あの落ち方だと、水面に背中を強打して肺の中の息を吐き出してる。


この川、川幅は10メートル前後なのに、中央付近だけは水深があって、一番深い所で10メートル以上はある。



川の中を潜水して見渡す。


居たっ! やっぱりっ! 息を吐き出してしまったのか、必死に水面に上がろうとしているが、パニックに為ってるのか上手く泳げていない!


一度、水面に頭を出して、息を吐き出して、再度吸い込んで再び潜る。


ガパァ! っと水中で息を吐き出すのが見えた。


やばいっ! 肺の中の空気を全部吐き出してしまった様子だ!


急いで、その人に近づいて片腕でつかむと、水面に向かって泳ぐ。


「ぶはっ! はぁ、はぁ!」


「イクルっ!」


ソニアが名前を呼んでいるが、それに答える余裕が俺にはない。


岸に向かって、横泳ぎの要領で、落ちてきた人を抱えながら何とか岸に手をかける。


すると、いつの間にか、ソニアの側に居た2人の男性が、俺と落ちてきた人とを岸に引き上げてくれた。


あぁ、ソニアの護衛の隠密さんだね。 できれば、俺の代わりに飛び込んで落ちてきた人を助けてほしかったよ。


ソニアの護衛が、ソニアの側を離れる事が出来ないのは知ってはいても、理解するのと感情は別もんだっ!


「はあ。はぁ。
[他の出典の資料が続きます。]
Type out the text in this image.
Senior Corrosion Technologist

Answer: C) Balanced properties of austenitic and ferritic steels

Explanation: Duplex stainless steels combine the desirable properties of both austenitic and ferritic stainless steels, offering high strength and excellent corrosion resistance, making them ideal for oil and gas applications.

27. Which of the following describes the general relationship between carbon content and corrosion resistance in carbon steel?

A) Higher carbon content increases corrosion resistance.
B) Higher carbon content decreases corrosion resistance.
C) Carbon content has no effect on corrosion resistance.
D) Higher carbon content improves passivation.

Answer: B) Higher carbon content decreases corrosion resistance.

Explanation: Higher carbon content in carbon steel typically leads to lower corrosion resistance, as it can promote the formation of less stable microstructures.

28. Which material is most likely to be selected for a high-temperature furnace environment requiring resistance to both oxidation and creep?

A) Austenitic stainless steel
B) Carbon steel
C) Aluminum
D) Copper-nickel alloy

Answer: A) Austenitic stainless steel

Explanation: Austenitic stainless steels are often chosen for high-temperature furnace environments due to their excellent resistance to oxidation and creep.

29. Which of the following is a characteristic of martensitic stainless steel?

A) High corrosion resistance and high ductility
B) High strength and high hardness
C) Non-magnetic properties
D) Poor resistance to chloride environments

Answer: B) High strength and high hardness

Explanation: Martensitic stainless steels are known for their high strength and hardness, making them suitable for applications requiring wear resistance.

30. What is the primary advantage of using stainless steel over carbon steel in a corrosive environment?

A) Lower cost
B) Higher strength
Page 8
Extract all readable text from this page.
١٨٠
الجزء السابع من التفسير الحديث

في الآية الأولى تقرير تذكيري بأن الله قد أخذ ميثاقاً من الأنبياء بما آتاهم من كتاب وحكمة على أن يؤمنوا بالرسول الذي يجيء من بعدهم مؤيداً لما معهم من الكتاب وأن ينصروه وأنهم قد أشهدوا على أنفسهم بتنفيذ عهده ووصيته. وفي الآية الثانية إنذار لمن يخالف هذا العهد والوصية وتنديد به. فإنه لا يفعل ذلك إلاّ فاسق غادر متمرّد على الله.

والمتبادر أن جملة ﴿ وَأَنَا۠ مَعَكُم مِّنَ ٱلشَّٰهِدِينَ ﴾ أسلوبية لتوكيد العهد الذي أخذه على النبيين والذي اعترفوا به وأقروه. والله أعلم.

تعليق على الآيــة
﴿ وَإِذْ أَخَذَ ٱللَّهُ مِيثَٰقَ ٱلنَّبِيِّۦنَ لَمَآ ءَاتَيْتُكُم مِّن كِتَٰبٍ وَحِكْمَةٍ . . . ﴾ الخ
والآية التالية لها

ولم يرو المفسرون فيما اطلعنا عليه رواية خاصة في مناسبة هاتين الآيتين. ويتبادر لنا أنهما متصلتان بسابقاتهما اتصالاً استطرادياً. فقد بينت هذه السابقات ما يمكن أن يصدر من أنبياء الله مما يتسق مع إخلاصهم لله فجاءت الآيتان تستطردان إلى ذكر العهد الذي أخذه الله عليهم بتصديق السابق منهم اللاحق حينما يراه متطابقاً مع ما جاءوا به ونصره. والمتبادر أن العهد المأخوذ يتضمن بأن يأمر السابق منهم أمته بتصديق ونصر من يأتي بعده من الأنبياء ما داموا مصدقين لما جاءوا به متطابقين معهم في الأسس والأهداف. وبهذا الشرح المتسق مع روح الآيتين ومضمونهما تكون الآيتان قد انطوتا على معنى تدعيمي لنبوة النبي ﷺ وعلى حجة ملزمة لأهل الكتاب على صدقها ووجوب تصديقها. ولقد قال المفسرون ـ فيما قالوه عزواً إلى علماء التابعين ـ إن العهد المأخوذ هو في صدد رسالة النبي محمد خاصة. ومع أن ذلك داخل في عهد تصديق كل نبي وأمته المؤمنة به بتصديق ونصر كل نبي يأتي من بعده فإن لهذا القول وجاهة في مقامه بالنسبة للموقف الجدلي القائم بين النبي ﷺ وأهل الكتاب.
はぁ。はぁ。」


たった、これだけ動いただけで息も切れ切れだ。


地面に四つん這いになりながら息を整えながら、落ちてきた人物を見る。


黒髪にパーカー、下はジーンズ。


「息をしてないっ!」


ソニアが、落ちてきた人の胸に手を当てて、俺を見ながら言う。


くっそぉ! まだ働かせる気かよっ! 今年で52だぞっ!


年寄りを酷使するなよっ!


慌てて、落ちて人物。転移者の横に行くと、胸部の中間に両手を当てて強く押し込むっ!


「ふっ!ふっ!ふっ!ふっ!ふっ!」


心肺蘇生。とにかく間断なく、出来るだけ早く強くっ!


正直、滅茶苦茶しんどいっ!


1分間で、100回以上が目安だったはず。


いっそ、横で眺めている隠密さん達のどちらかに変わってもらいたいっ!


この星の人たちは、怪我をしたら基本的には回復魔法での治療だ。


なので、心肺蘇生法とかは知らないっ!


「ふっ!ふっ!ふっ!ふっ!ふっ!ふっ!ふっ!ふっ!ふっ!ふっ!」


思いっきり押し込むのだから、俺の呼吸も粗くなってくる。


まだ、水を吐き出さないっ!


心配そうに俺を見るソニア。 いっそ代わると言ってくれっ!


「ふっ!ふっ!ふっ!ふっ!ふっ!ふっ!ふっ!ふっ!ふっ!ふっ!・・・」


やばっ! 限界だっ!


「かはっ! ぶっ! おっ! おおぉぉぉ!」


「吹き返したあぁ~~!」


歓喜の表情で、ソニアが俺を見る。



「おおぅ・・・。 あと・・・任せた。 ・・・休む。」


そう言って、その場で仰向けに為って息を整える俺だった。